The content and style of the War Motifs evolved from symbol-laden and hieratically, even anthropomorphically, composed paintings that refer specifically to Freyburg early in the series to increasingly patterned canvases that more generally evoke the vivid designs of German military uniforms. Portrait of a German Officer , acknowledged to be the first painting in the sequence, incorporates explicit references to Freyburg—his initials (K.v.F.), his age when he died (24), and his regiment number (4)—into a composition of interlocking elements evocative of a human torso against a black background. In contrast, Berlin Abstraction is one of the three latest, most abstract paintings in the series. Along with Painting Number 5 and Military , it achieves a total absence of illusionistic space and a near erasure of recognizable subject matter, its more loosely arranged pictorial elements extending to the edge of the canvas and incorporating fewer symbols referring specifically to Freyburg.

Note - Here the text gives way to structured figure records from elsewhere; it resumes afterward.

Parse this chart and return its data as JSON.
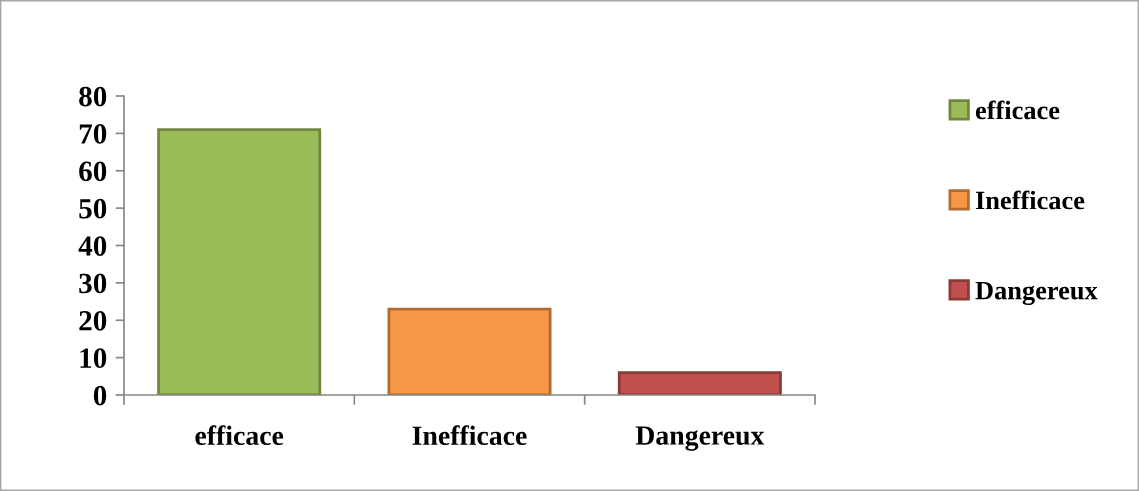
{
  "chart_data": {
    "type": "bar",
    "categories": [
      "efficace",
      "Inefficace",
      "Dangereux"
    ],
    "series": [
      {
        "name": "efficace",
        "color": "#9bbb59",
        "values": [
          71,
          null,
          null
        ]
      },
      {
        "name": "Inefficace",
        "color": "#f79646",
        "values": [
          null,
          23,
          null
        ]
      },
      {
        "name": "Dangereux",
        "color": "#c0504d",
        "values": [
          null,
          null,
          6
        ]
      }
    ],
    "ylim": [
      0,
      80
    ],
    "yticks": [
      0,
      10,
      20,
      30,
      40,
      50,
      60,
      70,
      80
    ],
    "grid": false,
    "legend": "right"
  }
}
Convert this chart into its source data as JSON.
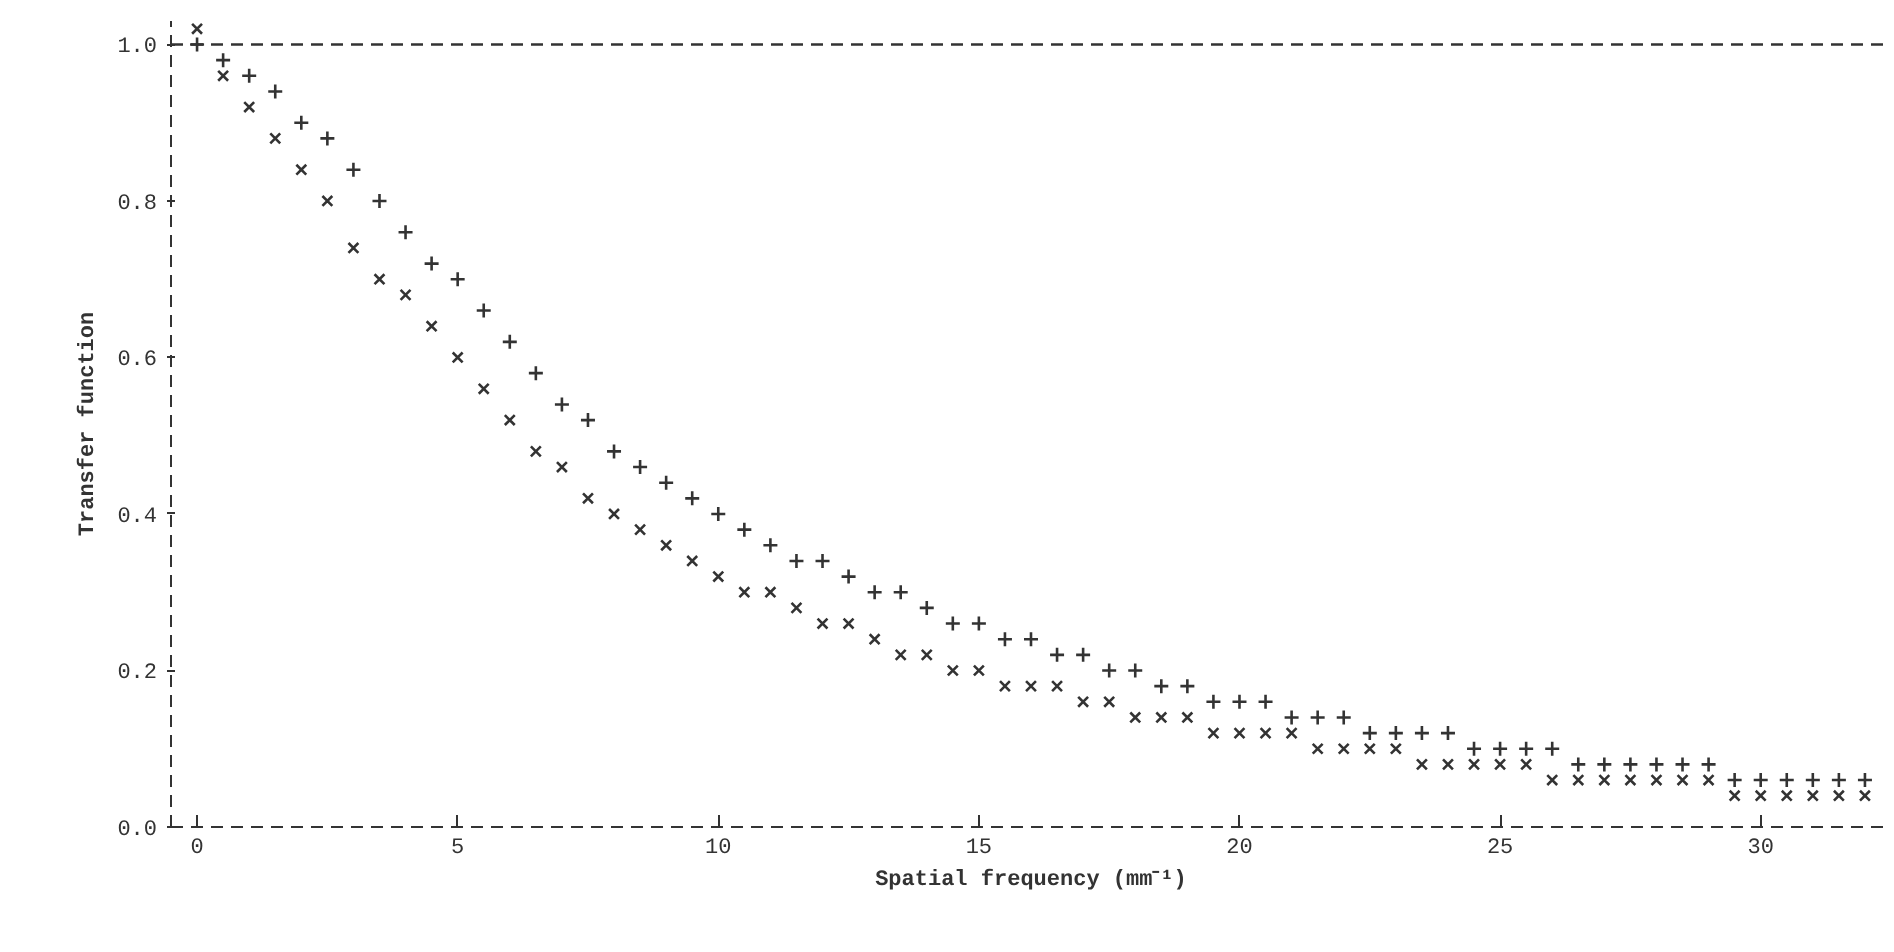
{
  "chart_data": {
    "type": "scatter",
    "xlabel": "Spatial frequency (mm⁻¹)",
    "ylabel": "Transfer function",
    "x": [
      0,
      0.5,
      1,
      1.5,
      2,
      2.5,
      3,
      3.5,
      4,
      4.5,
      5,
      5.5,
      6,
      6.5,
      7,
      7.5,
      8,
      8.5,
      9,
      9.5,
      10,
      10.5,
      11,
      11.5,
      12,
      12.5,
      13,
      13.5,
      14,
      14.5,
      15,
      15.5,
      16,
      16.5,
      17,
      17.5,
      18,
      18.5,
      19,
      19.5,
      20,
      20.5,
      21,
      21.5,
      22,
      22.5,
      23,
      23.5,
      24,
      24.5,
      25,
      25.5,
      26,
      26.5,
      27,
      27.5,
      28,
      28.5,
      29,
      29.5,
      30,
      30.5,
      31,
      31.5,
      32
    ],
    "series": [
      {
        "color": "#333333",
        "marker": "cross",
        "values": [
          1.0,
          0.98,
          0.96,
          0.94,
          0.9,
          0.88,
          0.84,
          0.8,
          0.76,
          0.72,
          0.7,
          0.66,
          0.62,
          0.58,
          0.54,
          0.52,
          0.48,
          0.46,
          0.44,
          0.42,
          0.4,
          0.38,
          0.36,
          0.34,
          0.34,
          0.32,
          0.3,
          0.3,
          0.28,
          0.26,
          0.26,
          0.24,
          0.24,
          0.22,
          0.22,
          0.2,
          0.2,
          0.18,
          0.18,
          0.16,
          0.16,
          0.16,
          0.14,
          0.14,
          0.14,
          0.12,
          0.12,
          0.12,
          0.12,
          0.1,
          0.1,
          0.1,
          0.1,
          0.08,
          0.08,
          0.08,
          0.08,
          0.08,
          0.08,
          0.06,
          0.06,
          0.06,
          0.06,
          0.06,
          0.06
        ]
      },
      {
        "color": "#333333",
        "marker": "x",
        "values": [
          1.02,
          0.96,
          0.92,
          0.88,
          0.84,
          0.8,
          0.74,
          0.7,
          0.68,
          0.64,
          0.6,
          0.56,
          0.52,
          0.48,
          0.46,
          0.42,
          0.4,
          0.38,
          0.36,
          0.34,
          0.32,
          0.3,
          0.3,
          0.28,
          0.26,
          0.26,
          0.24,
          0.22,
          0.22,
          0.2,
          0.2,
          0.18,
          0.18,
          0.18,
          0.16,
          0.16,
          0.14,
          0.14,
          0.14,
          0.12,
          0.12,
          0.12,
          0.12,
          0.1,
          0.1,
          0.1,
          0.1,
          0.08,
          0.08,
          0.08,
          0.08,
          0.08,
          0.06,
          0.06,
          0.06,
          0.06,
          0.06,
          0.06,
          0.06,
          0.04,
          0.04,
          0.04,
          0.04,
          0.04,
          0.04
        ]
      }
    ],
    "xlim": [
      -0.5,
      32.5
    ],
    "ylim": [
      0,
      1.03
    ],
    "xticks": [
      0,
      5,
      10,
      15,
      20,
      25,
      30
    ],
    "yticks": [
      {
        "value": 0,
        "label": "0.0"
      },
      {
        "value": 0.2,
        "label": "0.2"
      },
      {
        "value": 0.4,
        "label": "0.4"
      },
      {
        "value": 0.6,
        "label": "0.6"
      },
      {
        "value": 0.8,
        "label": "0.8"
      },
      {
        "value": 1.0,
        "label": "1.0"
      }
    ],
    "ref_lines": [
      {
        "axis": "y",
        "value": 1.0,
        "color": "#333333",
        "line_style": "dashed"
      }
    ],
    "grid": false
  }
}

In the spring of 1916, 40 of the Berlin paintings, including the War Motifs series, were exhibited at Stieglitz’s 291 gallery. Berlin Abstraction was likely included. Although some critics wrote favorably about the Berlin paintings’ formal qualities, others criticized them for their perceived pro-German messages. In 1916 Hartley issued a statement claiming that the group had no hidden meaning. He described their forms as “those which I have observed casually from day to day” and having “no symbolism whatsoever.” It was only after his death that the more private nature of these paintings was revealed.
Technical Summary
The painting is executed on a plain-weave, medium-weight, pre-primed canvas and is unlined. On the reverse of the fabric, “27/15370” and “2171” (crossed out) are written in black crayon, probably not by the artist. The stretcher, a replacement, is a five-member, keyable model. The priming is a thin, smooth, ivory colored layer. The opaque paint was freely applied with some brushmarking and low to medium impasto. Most of the colors were mixed with varying amounts of white paint (except for the black and possibly red). The artist apparently did not use any glazes to modify his colors. Hartley began the painting by laying in a relatively smooth layer of black paint that mostly covered the light-colored ground. The composition of red, yellow, green, white, blue, and black shapes was painted on top of the already dry black layer. Most of the paint was applied thickly, with ridges, daubs, and prominent brushstrokes, but in some passages the paint was more thinly applied and was rubbed and intentionally abraded. The black underlayer plays an important role in the design, as it remains visible through the thin paint and was left exposed around the edges of many of the brightly colored shapes. The painting is in excellent condition with only some fine cracking in the thickest white passages and a little abrasion around the edges. At an unknown time it was coated with a heavy layer of discolored varnish that was not appropriate to the painting; this varnish was removed in 2015. To preserve the subtle discrepancies in gloss that had been part of Hartley’s original execution, the painting was left unvarnished.